Redmond, Wash. – Microsoft completed its acquisition of substantially all of Nokia’s devices and services business to build up Windows Phone smartphone share, target the affordable mobile devices market, and advance Microsoft’s transformation, said Microsoft CEO Satya Nadella.

“The mobile capabilities and assets they bring will advance our transformation,” said Nadella, adding the company will “remain focused on delivering innovation more rapidly in our mobile-first, Cloud-first world.”

In targeting affordable mobile devices, Microsoft said it wants to deliver “the first mobile experience to the next billion people while introducing Microsoft services to new customers around the world.”
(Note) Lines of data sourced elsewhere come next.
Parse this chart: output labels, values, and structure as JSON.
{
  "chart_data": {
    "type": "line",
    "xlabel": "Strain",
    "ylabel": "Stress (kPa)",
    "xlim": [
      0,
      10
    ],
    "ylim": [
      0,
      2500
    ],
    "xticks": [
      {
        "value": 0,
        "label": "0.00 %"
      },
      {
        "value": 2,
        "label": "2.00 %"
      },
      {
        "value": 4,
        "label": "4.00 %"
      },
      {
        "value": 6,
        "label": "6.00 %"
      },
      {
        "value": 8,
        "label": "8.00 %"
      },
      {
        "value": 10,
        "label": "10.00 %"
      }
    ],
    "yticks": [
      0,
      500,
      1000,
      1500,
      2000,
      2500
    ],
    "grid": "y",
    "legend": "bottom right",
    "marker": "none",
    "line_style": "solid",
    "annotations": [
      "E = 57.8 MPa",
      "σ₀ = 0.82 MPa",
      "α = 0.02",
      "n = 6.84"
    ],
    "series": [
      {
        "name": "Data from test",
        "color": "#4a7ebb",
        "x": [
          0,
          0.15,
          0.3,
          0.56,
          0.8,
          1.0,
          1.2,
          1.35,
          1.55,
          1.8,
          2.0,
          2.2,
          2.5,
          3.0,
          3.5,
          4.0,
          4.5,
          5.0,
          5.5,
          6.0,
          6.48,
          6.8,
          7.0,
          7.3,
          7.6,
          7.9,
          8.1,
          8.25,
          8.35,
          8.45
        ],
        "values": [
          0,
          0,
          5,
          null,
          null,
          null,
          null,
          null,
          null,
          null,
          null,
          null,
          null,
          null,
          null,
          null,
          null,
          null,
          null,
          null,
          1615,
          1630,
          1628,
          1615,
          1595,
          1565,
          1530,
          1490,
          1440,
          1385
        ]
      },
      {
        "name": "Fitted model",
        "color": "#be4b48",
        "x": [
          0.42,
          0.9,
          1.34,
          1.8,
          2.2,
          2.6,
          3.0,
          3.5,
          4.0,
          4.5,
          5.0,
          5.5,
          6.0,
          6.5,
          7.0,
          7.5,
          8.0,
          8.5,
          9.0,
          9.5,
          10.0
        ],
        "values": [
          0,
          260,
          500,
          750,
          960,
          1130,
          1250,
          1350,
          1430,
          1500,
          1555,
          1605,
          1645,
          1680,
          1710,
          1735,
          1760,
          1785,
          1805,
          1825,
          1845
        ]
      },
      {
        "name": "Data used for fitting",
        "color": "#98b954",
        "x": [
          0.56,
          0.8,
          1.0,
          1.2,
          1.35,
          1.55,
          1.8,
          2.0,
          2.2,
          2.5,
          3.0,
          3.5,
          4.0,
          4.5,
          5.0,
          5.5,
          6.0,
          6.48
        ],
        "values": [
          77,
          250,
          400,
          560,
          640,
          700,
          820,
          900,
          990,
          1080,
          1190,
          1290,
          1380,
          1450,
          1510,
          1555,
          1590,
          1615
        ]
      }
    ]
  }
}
Nokia’s devices business has been renamed Microsoft Mobile Oy with its headquarters in Finland. It will be operated as an indirectly wholly owned subsidiary of Microsoft, Nokia said.

With the acquisition, former Nokia president/CEO Stephen Elop becomes executive VP of the Microsoft devices group, overseeing Nokia’s Lumia smartphones and tablets, Nokia mobile phones, Xbox hardware, Microsoft’s Surface tablet, Perceptive Pixel products and accessories.

About 25,000 Nokia employees become Microsoft employees. The employee count excludes a factory in Masan, South Korea, and the factory in Chennai, India, that were originally part of the deal.

Nokia and Microsoft agreed to close the Korean factory, which employs about 200 people. The India factory was stricken from the deal because of an asset freeze by Indian tax authorities resulting from a tax dispute. That facility will remains with Nokia and but will produce mobile devices for Microsoft.

Microsoft announced the deal last September to but Nokia’s device and services business for 5.44 billion euros ($7.53 billion) in cash to “accelerate the growth of its share and profit in mobile devices through faster innovation, increased synergies, and unified branding and marketing,” Microsoft’s then-CEO Steve Ballmer said at the time.

Since 2011, Nokia and Microsoft had been joined in a strategic partnership to promote Microsoft’s smartphone OS and help Nokia rebuild its cellphone market share.